Tech is just a new toy in the hands of someone who loves bright, shiny objects. They can’t wait to start babbling about it and get it adopted. Problem is, not everyone shares that enthusiasm. But they don’t stop trying.
Years ago, I was lucky enough to attend a tech conference as a press person. Adobe was starting to introduce PDF documents. I was amazed by all that–and when I went back to work. . .nobody cared. Now, even grandmas know what a PDF document is, but back then, I couldn’t get anyone to listen to me, and how it would be immensely useful.
But we all love those new toys!
Guillaume says
Hi Tom.
You nail it. I call it the “Leaf Blower Effect” because it’s not because something is more modern (shinier, with bells and whistles…) that it does the job better or enables you to strive (or in the case or marketing be more creative).

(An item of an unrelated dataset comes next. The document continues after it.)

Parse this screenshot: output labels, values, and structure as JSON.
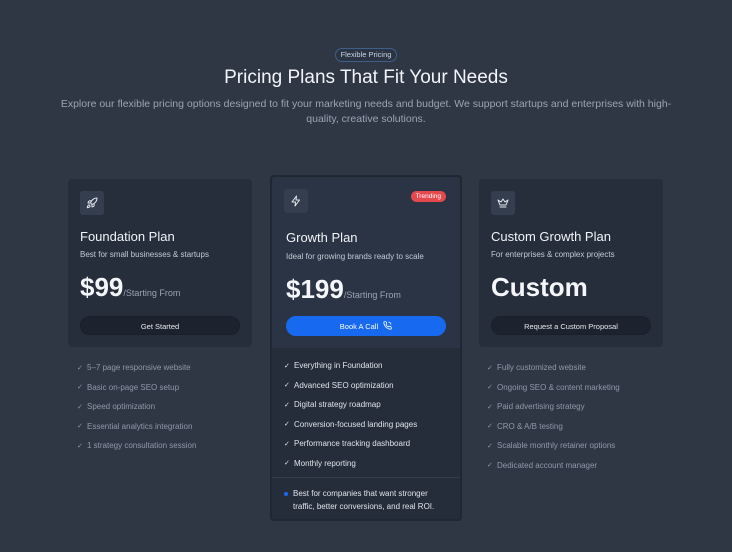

Plus, trying to be cool and using the newest tech is often distracting and a loss of time. (btw, it’s been proven that a broom is in many cases more effective that a leaf blower).
Yet, as human beings we are curious and attracted to the new toys.
Anyway, thanks for keeping us marketers real and sane with your spot-on cartoons.
I blogged about the leaf blower effect on linkedin: https://www.linkedin.com/pulse/leaf-blower-effect-guillaume-rigal
Chris says
In July 2015 I saw a report from a gambling company that build a VR casino, exactly like the real casino they own. They admitted themselves that the VR experience couldnt replicate the feeling you get in the real casino. It was VR for VRs sake. Very much whats highlighted here. It reminds me of people building like for like copies of town in Second Life over 10 years ago and again more recently in Minecraft: Why?